The opponents are Gallo (a record company, representing the Egnos authorship side) and UMOJA (a touring/performance group, representing the traditional side). By contrast Joe Terron [sp?] (representing UMOJA) argues that the song is traditional and thus not subject to copyright. Thula Baba was released as a single (by Egnos) in 1963, and later appeared in a 1960s movie called Dingaka.
It was common at the time (and to some extent, still is) to claim authorial ownership of public domain items. The assertion of UMOJA is that Egnos’ claim to authorship is fraudulent. Chris (who was an expert witness in the case) cites two major obstacles to putting things right. Firstly, in order for a song to qualify for traditional authorship it must be untainted by subsequent cultural changes (e.g. 300 years of colonialism).
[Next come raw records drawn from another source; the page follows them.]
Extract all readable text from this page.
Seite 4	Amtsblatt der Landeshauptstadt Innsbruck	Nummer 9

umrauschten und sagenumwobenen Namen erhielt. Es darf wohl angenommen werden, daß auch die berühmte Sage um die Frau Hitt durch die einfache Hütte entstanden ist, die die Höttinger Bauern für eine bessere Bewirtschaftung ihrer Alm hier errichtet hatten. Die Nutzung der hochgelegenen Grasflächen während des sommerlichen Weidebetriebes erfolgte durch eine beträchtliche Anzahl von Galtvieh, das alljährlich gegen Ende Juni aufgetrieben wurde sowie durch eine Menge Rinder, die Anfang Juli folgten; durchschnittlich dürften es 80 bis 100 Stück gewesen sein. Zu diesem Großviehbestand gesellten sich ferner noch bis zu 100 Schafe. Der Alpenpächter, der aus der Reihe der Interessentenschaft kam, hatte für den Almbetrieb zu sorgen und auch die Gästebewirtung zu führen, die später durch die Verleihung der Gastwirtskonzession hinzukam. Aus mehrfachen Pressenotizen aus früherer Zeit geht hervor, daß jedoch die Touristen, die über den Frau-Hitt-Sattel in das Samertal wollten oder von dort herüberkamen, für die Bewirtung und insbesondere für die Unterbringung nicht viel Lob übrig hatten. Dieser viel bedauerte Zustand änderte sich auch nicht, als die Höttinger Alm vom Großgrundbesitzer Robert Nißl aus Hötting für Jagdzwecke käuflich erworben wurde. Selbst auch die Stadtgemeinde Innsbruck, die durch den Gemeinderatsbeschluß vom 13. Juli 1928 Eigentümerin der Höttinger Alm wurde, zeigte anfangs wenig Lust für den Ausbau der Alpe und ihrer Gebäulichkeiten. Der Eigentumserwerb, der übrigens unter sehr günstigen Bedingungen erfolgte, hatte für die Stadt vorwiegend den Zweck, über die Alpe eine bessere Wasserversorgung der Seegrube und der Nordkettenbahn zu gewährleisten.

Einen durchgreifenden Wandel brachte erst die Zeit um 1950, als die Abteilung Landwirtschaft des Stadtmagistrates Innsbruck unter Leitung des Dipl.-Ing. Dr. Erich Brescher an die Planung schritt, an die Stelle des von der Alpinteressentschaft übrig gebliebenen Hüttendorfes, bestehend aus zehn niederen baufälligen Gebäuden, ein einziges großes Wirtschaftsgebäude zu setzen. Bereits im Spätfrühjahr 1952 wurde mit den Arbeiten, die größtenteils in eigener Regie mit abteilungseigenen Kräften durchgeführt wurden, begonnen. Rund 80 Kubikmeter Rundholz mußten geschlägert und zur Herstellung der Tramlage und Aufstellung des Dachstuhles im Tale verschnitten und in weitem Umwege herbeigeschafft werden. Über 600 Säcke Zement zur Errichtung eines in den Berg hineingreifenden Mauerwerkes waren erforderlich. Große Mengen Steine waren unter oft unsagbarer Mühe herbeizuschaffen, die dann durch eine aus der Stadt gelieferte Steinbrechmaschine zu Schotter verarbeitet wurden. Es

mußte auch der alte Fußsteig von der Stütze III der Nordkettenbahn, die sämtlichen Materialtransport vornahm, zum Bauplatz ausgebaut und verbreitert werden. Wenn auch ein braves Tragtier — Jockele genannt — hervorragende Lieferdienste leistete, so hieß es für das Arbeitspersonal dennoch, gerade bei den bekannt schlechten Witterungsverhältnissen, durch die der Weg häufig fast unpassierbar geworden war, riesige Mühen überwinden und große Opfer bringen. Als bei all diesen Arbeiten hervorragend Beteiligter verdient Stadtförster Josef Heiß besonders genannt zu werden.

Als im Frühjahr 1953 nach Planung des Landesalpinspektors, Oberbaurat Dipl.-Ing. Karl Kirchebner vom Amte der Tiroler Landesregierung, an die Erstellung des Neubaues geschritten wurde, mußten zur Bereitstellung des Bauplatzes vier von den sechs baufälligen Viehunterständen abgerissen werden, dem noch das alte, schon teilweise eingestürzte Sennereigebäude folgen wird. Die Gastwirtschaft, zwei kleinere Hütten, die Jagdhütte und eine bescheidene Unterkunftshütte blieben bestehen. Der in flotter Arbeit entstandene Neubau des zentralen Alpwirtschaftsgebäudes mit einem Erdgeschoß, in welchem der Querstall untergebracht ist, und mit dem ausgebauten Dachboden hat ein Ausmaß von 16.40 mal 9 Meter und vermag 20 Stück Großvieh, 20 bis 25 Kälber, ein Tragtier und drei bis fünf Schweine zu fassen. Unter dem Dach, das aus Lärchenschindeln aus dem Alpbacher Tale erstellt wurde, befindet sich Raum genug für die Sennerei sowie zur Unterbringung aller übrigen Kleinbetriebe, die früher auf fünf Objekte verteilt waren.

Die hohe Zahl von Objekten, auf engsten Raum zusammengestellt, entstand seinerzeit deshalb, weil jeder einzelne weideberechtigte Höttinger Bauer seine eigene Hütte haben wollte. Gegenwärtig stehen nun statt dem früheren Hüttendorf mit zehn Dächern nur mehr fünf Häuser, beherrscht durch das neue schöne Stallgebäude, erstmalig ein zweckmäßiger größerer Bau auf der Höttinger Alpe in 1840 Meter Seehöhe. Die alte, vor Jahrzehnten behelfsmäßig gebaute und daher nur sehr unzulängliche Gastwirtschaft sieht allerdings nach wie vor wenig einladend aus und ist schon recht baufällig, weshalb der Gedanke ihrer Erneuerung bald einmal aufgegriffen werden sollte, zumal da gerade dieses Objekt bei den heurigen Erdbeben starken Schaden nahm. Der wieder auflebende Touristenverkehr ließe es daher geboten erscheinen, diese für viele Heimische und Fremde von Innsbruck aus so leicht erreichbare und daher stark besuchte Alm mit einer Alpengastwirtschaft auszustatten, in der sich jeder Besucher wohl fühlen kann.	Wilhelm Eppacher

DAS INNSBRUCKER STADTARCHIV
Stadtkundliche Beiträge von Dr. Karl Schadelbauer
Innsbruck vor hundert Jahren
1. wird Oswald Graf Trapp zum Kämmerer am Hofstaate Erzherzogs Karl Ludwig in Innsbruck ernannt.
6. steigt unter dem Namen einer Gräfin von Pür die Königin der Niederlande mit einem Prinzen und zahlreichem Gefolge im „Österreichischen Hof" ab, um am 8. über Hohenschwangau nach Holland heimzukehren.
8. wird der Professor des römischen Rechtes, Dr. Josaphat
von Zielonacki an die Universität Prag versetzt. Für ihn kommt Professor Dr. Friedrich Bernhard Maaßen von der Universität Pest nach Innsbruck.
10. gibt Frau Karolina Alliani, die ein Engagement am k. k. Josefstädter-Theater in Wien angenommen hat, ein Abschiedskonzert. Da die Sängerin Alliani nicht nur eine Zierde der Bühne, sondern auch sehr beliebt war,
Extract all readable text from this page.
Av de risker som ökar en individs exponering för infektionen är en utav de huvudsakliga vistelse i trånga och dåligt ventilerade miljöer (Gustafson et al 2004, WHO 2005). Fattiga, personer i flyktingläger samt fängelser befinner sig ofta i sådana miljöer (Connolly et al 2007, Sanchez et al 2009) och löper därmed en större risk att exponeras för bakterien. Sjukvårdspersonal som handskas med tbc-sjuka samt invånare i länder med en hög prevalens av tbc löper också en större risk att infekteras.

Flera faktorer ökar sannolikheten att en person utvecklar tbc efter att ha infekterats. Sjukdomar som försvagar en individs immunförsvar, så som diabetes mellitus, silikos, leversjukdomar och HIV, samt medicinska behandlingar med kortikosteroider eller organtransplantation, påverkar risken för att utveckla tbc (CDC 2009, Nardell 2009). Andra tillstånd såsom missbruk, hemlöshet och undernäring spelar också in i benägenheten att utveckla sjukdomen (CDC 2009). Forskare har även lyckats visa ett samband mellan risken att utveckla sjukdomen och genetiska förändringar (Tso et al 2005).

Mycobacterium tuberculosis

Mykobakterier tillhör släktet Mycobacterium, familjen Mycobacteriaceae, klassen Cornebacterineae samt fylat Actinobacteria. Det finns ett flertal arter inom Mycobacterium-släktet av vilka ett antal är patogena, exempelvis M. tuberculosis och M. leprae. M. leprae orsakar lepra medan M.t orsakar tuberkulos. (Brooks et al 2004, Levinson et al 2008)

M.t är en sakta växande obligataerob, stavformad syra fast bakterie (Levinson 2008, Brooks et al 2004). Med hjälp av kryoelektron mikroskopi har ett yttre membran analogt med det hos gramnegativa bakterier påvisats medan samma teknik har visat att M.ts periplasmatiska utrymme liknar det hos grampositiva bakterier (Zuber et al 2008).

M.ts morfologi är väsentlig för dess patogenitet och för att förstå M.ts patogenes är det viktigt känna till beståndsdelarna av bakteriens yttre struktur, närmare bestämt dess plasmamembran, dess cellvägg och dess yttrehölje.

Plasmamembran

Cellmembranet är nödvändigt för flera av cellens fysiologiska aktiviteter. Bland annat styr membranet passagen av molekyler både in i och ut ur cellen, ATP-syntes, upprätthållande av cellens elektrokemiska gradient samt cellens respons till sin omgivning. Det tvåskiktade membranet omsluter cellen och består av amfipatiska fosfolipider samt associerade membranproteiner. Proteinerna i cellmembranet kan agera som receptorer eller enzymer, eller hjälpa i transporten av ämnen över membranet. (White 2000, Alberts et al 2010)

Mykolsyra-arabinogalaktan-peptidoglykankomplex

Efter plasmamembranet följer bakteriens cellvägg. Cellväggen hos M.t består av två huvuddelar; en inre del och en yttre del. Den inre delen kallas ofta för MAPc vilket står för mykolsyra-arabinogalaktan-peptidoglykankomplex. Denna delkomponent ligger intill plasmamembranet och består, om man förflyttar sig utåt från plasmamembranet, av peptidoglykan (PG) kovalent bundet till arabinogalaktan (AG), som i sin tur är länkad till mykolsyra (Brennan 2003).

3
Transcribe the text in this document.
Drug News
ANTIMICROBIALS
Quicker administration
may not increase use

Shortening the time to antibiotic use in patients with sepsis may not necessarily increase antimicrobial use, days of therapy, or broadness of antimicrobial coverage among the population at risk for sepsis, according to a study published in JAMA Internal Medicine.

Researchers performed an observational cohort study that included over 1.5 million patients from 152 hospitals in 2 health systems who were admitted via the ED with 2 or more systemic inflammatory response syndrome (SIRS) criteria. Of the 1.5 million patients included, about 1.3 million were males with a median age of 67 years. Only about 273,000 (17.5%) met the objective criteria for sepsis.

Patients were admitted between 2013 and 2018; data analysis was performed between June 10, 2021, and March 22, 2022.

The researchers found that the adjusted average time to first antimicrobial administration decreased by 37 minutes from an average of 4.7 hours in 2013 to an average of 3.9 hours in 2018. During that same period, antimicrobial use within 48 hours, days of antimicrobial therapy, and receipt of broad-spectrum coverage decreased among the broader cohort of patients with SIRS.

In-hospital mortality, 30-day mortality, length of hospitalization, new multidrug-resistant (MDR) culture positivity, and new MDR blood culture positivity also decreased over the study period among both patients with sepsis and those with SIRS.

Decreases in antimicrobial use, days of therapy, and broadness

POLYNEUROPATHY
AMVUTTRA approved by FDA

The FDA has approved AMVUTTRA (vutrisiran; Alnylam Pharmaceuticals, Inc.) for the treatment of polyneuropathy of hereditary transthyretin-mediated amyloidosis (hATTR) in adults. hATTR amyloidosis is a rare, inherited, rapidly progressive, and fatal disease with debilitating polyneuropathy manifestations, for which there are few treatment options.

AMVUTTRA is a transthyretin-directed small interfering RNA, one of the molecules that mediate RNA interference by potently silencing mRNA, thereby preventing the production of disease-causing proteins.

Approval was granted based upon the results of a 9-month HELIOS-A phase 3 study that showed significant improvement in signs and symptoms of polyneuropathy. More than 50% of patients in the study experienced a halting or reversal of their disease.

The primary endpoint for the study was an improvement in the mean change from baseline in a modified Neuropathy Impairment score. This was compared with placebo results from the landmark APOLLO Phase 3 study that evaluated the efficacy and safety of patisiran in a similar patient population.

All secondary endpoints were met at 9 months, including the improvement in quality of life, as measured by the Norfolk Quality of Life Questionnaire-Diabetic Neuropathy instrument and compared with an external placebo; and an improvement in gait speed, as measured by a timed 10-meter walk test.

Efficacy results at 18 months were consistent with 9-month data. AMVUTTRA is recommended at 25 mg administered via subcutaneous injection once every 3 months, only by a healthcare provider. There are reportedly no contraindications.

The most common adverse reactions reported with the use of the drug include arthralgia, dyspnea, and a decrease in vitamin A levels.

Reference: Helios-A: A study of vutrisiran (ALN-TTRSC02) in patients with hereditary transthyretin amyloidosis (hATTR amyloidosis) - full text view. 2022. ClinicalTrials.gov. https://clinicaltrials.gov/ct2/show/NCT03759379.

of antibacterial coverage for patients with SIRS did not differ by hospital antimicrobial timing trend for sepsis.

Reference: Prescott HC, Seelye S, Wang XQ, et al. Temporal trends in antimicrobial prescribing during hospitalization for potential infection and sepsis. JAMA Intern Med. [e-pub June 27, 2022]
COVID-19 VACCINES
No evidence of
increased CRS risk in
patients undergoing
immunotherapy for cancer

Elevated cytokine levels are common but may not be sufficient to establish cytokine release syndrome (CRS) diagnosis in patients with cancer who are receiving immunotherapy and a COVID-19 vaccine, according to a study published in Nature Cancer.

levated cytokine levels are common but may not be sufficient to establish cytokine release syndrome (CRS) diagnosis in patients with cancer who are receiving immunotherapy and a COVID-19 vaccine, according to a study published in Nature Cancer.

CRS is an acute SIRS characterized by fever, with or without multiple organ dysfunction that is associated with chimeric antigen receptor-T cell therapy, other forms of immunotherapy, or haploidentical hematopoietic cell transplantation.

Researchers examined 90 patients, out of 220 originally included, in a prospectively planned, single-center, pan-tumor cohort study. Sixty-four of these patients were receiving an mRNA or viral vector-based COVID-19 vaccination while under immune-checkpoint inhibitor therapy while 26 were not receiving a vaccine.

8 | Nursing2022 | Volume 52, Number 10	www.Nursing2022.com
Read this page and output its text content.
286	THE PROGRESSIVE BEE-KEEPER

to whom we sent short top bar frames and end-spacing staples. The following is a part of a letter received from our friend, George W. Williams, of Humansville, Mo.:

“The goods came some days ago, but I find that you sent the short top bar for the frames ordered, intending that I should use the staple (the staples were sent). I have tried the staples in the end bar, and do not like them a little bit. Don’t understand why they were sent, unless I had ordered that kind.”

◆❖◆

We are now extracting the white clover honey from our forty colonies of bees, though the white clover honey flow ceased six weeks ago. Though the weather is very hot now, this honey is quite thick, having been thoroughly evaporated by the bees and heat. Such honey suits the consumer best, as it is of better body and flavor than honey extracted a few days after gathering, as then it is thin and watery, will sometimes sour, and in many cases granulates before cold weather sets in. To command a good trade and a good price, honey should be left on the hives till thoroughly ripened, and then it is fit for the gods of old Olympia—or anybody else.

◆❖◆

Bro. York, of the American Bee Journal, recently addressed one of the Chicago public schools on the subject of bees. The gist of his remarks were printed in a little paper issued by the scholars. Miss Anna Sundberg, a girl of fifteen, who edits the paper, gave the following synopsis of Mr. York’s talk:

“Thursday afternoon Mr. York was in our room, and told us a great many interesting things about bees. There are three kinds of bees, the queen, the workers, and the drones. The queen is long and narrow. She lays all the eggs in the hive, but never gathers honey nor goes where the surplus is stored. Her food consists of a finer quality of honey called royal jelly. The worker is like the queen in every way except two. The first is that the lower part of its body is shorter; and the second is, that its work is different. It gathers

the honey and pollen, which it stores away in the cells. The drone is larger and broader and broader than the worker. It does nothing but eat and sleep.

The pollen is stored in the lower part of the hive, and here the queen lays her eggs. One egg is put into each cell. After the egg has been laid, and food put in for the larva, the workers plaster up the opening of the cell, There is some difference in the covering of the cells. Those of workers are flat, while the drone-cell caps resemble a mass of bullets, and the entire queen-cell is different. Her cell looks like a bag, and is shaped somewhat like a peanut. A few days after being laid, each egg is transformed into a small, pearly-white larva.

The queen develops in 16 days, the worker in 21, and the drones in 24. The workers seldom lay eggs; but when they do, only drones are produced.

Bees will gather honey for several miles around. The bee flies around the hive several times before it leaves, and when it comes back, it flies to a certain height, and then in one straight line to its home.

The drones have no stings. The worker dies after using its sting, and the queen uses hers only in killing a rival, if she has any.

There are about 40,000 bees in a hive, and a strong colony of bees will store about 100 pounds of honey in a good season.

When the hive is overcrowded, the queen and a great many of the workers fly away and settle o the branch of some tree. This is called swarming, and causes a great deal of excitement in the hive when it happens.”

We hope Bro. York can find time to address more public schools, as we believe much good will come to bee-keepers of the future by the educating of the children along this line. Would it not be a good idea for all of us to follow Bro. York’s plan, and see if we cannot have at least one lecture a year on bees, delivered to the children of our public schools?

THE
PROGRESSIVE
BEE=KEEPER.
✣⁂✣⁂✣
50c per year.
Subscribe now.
He points out that such romantic ‘quasi-mystical’ criteria mean that such isolation probably never existed, and is certainly impossible to isolate and identify. He calls this the ‘cultural essentialism’ problem.
The second obstacle is ‘The Archive’, and Chris illustrates by looking at the audio from the court record. SA recording artists Abigail Khubeka was called to the stand to give evidence. UMOJA’s lawyers called her to give evidence that Thula Baba was in the public domain before 1963, making it impossible for the work to have been composed by Egnos. She testified that she knew Thula Baba as a child (she was, as a witness, in her 70s). She was cross-examined (quite aggressively) and was asked whether the version of Thula Baba she sung as a child was exactly the same, note for note, as the version of Thula Baba that was released. Subel (the lawyer for Gallo) tried to suggest that there had been some subsequent adaptation of the melody. He also points out that there was not a single recording of Thula Baba until 1963. Khubeka asserted (very strongly) that this lullaby was known to many people aurally and that they did not record it because rural black people did not have access to recording studios. She continues to take the position that the song was passed from old to young in each generation and was thus never recorded because it known to all.
Chris points out that what looms large in the exchange is the idea of an ‘archive’ – the Gallo side invokes the archive (that is, the extent to which the song was recorded). Gallo’s position is that because the work was not archived until 1963, it effectively did not exist [JB note – US law would call this ‘recorded in a fixed medium’]. Archives pretend to be neutral but in fact they are powerful in the definition, and (as here) subsequent assertion of copyright and ownership.
How do we overcome the obstacles, Chris asks? The first one is simply a case of ‘deconstructing the cultural essentialist argument’, and making the point that musical style should be subtracted from the study of The Work.
The second problem, he asserts, can only be protected by developing a ‘traditional’ archive and giving it legal power. There is a current (2013) SA governmental proposal in train for a Traditional Knowledge Bill. To qualify for protection, the piece of music must have originated within a traditional community, be seen in this way by members of that community, must have no identifiable author, and be fixed in a particular form. Registration of a song in such an archive would, importantly, enable the collection of royalties for these works, which would be paid back to the (usually poor) communities that generated them. He suggests that such a law represents remarkable progress, and a potential reward for those who represent this traditional music.
Questioning from the floor reveals some interesting possibilities, including a discussion of the timescale of the expiry of such rights, a comparison between this case and the making of postwar Native American recordings in the US, and the involvement of the World Intellectual Property Organisation (WIPO) in future developments.